In 1987, in a unifying speech to the United Nations, President Ronald Reagan delivered an address without any precedent before or since. “Perhaps we need some outside universal threat to make us recognize the common bond,” Reagan told diplomats from all over the planet. “I occasionally think how quickly our differences worldwide would vanish if we were facing an alien threat from outside this world.”

This was far from the first time Reagan made such a reference. As chronicled in The New York Times, Lou Cannon — perhaps Reagan’s most acclaimed biographer — had learned that the 40th president ...

... was so stirred by the notion that extraterrestrial invasion would trump national differences that he floated the scenario upon meeting Mikhail Gorbachev at Geneva in 1985. This departure from script flummoxed Reagan’s staff — not to mention the Soviet general secretary. Mr. Cannon writes that, well acquainted with what he called the president’s interest in “little green men,” Colin L. Powell, at the time the national security adviser, was convinced that the proposal had been inspired by “The Day the Earth Stood Still.”

Whether inspired by the 1951 science-fiction film or not, this triggered ridicule of Reagan that has endured for decades. In a 1991 review of one of Cannon’s Reagan biographies, Sidney Blumenthal — then still a journalist, not yet a cut-throat Clinton operative — cited this and other stories showing Reagan finding inspiration in movies as evidence of his ignorance and lack of intelligence. In 2013, MSNBC host Rachel Maddow called Reagan’s U.N. comments “one of the truly weirdest things” he had ever said.
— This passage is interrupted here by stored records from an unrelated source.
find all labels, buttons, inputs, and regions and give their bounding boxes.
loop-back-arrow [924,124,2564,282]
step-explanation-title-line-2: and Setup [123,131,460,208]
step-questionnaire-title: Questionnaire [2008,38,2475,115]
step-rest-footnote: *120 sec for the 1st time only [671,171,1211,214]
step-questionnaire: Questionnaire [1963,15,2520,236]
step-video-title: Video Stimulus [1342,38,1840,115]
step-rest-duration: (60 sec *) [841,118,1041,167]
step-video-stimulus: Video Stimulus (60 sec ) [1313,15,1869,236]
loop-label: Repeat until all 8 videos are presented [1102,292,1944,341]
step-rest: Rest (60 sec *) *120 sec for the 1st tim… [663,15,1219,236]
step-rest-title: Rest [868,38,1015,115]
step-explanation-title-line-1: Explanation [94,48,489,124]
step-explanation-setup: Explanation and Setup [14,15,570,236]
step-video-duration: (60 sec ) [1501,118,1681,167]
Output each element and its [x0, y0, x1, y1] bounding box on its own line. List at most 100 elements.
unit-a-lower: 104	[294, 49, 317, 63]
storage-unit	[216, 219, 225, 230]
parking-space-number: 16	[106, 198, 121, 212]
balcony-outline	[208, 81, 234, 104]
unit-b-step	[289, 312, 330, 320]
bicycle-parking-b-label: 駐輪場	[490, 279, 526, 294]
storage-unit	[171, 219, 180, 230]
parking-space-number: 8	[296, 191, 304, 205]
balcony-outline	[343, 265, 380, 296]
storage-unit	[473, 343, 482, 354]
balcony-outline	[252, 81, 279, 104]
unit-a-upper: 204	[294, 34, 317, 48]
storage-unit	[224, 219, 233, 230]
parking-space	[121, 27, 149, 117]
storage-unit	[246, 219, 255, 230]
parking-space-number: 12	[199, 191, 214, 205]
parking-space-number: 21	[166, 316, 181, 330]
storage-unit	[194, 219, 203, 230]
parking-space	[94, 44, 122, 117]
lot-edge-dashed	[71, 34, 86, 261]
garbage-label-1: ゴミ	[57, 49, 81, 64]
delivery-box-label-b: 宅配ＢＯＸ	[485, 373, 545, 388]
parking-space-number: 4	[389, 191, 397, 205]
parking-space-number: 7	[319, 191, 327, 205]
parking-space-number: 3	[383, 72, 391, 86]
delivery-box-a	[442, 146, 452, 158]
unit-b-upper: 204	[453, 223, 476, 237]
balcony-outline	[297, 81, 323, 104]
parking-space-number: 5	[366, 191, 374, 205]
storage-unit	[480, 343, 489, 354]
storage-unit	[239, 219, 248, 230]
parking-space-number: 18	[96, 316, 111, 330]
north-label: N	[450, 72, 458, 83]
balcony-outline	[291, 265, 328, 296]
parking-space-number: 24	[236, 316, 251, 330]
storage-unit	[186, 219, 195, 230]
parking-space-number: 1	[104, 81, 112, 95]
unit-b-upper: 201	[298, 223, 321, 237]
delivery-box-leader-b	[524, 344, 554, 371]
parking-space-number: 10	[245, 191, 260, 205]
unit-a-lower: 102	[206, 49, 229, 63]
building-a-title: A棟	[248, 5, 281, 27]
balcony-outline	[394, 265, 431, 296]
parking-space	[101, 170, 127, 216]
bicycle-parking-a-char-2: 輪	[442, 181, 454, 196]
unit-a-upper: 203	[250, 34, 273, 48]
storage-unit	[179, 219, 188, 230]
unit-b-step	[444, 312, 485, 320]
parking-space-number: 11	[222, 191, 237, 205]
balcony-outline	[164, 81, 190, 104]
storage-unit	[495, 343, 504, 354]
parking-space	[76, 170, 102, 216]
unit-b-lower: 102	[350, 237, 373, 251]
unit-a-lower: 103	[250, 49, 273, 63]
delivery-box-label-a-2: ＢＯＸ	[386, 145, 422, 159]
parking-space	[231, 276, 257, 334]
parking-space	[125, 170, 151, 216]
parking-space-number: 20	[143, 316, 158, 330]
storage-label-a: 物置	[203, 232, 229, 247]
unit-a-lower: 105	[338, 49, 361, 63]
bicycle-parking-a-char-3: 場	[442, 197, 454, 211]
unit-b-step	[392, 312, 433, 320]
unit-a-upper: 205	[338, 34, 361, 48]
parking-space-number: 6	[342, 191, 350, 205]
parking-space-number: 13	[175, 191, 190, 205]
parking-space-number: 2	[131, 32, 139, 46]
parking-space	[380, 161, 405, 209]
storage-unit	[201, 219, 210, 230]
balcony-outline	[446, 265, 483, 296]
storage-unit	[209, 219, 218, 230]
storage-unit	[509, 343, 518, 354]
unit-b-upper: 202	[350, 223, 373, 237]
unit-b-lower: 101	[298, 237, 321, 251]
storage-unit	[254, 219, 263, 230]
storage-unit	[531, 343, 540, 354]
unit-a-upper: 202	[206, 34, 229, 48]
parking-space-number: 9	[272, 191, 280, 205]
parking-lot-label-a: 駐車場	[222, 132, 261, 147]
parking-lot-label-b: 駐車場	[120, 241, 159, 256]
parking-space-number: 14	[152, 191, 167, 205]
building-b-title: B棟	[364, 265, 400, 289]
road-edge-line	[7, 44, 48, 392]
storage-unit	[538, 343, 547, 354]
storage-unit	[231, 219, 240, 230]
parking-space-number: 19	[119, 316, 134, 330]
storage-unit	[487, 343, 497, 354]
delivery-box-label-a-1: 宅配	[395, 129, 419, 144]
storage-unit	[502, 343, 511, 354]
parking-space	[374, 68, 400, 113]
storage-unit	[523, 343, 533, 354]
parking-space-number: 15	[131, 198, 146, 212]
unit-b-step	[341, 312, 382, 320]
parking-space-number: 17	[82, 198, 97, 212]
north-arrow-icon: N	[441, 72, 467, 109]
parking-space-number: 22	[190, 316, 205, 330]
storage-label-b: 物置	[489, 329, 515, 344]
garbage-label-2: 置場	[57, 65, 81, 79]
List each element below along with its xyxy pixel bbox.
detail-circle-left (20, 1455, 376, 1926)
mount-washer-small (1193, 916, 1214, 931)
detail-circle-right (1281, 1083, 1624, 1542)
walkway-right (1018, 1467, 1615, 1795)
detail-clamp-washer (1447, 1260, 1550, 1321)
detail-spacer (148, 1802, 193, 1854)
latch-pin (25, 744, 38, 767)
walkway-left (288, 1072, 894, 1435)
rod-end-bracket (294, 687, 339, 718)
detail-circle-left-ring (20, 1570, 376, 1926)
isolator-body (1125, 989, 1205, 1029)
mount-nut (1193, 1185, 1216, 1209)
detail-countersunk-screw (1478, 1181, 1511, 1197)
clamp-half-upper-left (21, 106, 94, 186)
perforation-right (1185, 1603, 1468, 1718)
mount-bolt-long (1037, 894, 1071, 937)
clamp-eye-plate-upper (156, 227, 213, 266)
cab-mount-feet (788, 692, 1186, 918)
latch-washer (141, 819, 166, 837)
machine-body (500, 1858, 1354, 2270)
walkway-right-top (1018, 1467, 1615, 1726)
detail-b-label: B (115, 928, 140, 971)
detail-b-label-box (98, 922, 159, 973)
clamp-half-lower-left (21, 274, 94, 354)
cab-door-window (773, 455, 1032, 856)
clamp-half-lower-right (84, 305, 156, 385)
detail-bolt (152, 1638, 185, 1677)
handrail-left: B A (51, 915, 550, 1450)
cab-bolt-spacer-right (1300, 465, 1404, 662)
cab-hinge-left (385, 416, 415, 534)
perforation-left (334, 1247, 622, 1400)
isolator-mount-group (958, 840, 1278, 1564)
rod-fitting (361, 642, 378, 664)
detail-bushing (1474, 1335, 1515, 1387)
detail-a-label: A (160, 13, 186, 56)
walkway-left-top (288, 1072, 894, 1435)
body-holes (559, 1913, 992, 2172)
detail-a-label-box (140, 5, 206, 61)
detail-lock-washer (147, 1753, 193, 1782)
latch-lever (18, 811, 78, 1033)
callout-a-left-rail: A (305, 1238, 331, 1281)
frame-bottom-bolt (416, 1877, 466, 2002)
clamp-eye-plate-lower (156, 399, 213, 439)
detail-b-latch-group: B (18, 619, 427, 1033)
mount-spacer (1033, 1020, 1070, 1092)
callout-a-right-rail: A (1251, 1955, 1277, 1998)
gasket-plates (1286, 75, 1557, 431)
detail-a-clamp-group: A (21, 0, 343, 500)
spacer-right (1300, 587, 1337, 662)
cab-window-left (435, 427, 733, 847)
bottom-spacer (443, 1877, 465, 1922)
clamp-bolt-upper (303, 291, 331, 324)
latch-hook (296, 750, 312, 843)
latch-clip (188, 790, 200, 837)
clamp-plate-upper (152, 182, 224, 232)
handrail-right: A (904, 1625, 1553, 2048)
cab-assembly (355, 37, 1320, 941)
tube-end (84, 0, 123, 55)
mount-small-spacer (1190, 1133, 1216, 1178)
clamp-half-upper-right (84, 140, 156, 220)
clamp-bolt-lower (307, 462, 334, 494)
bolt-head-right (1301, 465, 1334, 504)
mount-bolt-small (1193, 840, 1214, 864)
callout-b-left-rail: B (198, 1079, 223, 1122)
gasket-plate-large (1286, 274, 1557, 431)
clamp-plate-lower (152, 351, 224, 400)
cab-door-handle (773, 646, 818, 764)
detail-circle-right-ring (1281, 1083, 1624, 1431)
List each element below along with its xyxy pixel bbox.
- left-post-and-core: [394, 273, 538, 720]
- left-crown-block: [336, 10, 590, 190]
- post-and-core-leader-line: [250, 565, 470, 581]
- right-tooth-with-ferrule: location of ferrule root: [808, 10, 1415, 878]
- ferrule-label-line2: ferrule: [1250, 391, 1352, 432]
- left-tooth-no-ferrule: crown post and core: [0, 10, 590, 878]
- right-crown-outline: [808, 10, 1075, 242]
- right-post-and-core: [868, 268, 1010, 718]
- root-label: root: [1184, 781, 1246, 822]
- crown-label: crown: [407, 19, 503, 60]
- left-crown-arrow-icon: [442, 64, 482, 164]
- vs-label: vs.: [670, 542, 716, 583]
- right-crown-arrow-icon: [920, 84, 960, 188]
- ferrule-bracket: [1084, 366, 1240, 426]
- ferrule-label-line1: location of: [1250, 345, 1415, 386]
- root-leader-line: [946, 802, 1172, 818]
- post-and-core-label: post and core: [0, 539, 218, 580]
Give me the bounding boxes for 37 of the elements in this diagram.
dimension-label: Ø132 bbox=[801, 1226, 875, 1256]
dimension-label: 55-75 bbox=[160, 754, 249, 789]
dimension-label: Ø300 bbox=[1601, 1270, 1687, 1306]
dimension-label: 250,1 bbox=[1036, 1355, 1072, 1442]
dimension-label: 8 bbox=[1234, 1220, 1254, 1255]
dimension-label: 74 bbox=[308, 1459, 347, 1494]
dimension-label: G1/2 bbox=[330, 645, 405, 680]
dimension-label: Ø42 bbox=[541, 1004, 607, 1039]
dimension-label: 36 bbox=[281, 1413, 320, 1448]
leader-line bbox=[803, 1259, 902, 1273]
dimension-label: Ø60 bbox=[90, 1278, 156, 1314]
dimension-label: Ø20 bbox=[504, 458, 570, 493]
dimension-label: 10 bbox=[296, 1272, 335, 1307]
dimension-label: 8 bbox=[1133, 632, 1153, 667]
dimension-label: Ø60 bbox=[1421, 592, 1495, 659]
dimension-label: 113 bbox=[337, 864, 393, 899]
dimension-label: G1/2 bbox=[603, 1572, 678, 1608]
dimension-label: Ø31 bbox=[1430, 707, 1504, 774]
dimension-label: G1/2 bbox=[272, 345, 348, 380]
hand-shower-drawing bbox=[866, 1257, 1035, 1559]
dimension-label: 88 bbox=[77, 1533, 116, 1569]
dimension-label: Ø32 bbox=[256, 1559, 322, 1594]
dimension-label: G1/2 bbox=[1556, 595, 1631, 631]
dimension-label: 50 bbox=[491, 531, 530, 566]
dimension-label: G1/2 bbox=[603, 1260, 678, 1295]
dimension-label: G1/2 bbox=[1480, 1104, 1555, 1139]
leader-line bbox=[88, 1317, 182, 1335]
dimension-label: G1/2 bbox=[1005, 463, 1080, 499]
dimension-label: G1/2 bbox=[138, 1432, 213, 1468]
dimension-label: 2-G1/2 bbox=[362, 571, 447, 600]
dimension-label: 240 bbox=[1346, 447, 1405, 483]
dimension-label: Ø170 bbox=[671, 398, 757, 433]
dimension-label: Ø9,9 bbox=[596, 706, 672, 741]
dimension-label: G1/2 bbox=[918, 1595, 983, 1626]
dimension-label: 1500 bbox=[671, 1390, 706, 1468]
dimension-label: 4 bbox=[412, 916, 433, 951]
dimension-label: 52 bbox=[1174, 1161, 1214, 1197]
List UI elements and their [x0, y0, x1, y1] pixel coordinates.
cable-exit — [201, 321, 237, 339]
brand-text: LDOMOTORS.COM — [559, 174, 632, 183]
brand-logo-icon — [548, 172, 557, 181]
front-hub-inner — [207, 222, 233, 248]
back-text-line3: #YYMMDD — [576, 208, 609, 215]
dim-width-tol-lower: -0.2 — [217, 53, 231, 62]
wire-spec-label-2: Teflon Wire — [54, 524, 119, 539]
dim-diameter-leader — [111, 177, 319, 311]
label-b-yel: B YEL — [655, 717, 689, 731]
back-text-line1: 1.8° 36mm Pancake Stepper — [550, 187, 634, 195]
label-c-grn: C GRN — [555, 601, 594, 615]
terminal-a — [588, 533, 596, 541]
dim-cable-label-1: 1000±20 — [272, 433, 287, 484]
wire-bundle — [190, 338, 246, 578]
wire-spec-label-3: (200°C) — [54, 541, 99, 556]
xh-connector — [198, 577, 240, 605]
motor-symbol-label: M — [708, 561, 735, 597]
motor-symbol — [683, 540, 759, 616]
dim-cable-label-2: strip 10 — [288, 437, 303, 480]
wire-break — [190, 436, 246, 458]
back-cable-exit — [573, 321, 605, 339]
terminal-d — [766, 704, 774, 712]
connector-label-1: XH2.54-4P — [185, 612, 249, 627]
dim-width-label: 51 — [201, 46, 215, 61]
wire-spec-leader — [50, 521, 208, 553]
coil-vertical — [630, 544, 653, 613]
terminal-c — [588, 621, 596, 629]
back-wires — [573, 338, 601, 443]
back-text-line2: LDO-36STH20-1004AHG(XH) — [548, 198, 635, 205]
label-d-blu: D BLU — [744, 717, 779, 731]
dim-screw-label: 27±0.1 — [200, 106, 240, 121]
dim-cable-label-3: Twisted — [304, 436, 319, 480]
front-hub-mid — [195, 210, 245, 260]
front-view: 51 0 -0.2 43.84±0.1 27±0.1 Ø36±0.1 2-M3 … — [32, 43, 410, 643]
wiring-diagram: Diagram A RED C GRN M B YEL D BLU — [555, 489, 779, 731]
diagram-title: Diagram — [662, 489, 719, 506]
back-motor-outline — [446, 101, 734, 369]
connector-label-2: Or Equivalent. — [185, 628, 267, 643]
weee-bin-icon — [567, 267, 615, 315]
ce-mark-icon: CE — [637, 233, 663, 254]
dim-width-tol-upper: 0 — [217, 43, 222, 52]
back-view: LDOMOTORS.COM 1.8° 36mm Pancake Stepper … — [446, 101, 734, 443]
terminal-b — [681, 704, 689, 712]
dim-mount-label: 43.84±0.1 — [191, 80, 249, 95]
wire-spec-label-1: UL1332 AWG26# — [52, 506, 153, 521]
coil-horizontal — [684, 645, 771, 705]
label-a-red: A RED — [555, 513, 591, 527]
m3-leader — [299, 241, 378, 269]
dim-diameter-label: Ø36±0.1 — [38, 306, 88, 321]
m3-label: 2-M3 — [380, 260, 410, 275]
In December, Harvard’s Nathan J. Robinson — editor of Current Events magazine — offered a different take:

Reagan’s U.N. speech is exactly correct. It’s a refreshing departure from the usual nationalist rhetoric to hear a president talking about the common bonds that unite humanity, and the cosmic insignificance of all our intraspecies conflicts.

One week after Robinson’s essay appeared, a staggering scoop appeared in The New York Times that indirectly offered another theory of how individuals might react to evidence of the existence of aliens — not with alacrity or with terror but with fear they’d be mocked if they shared the news with a skeptical world.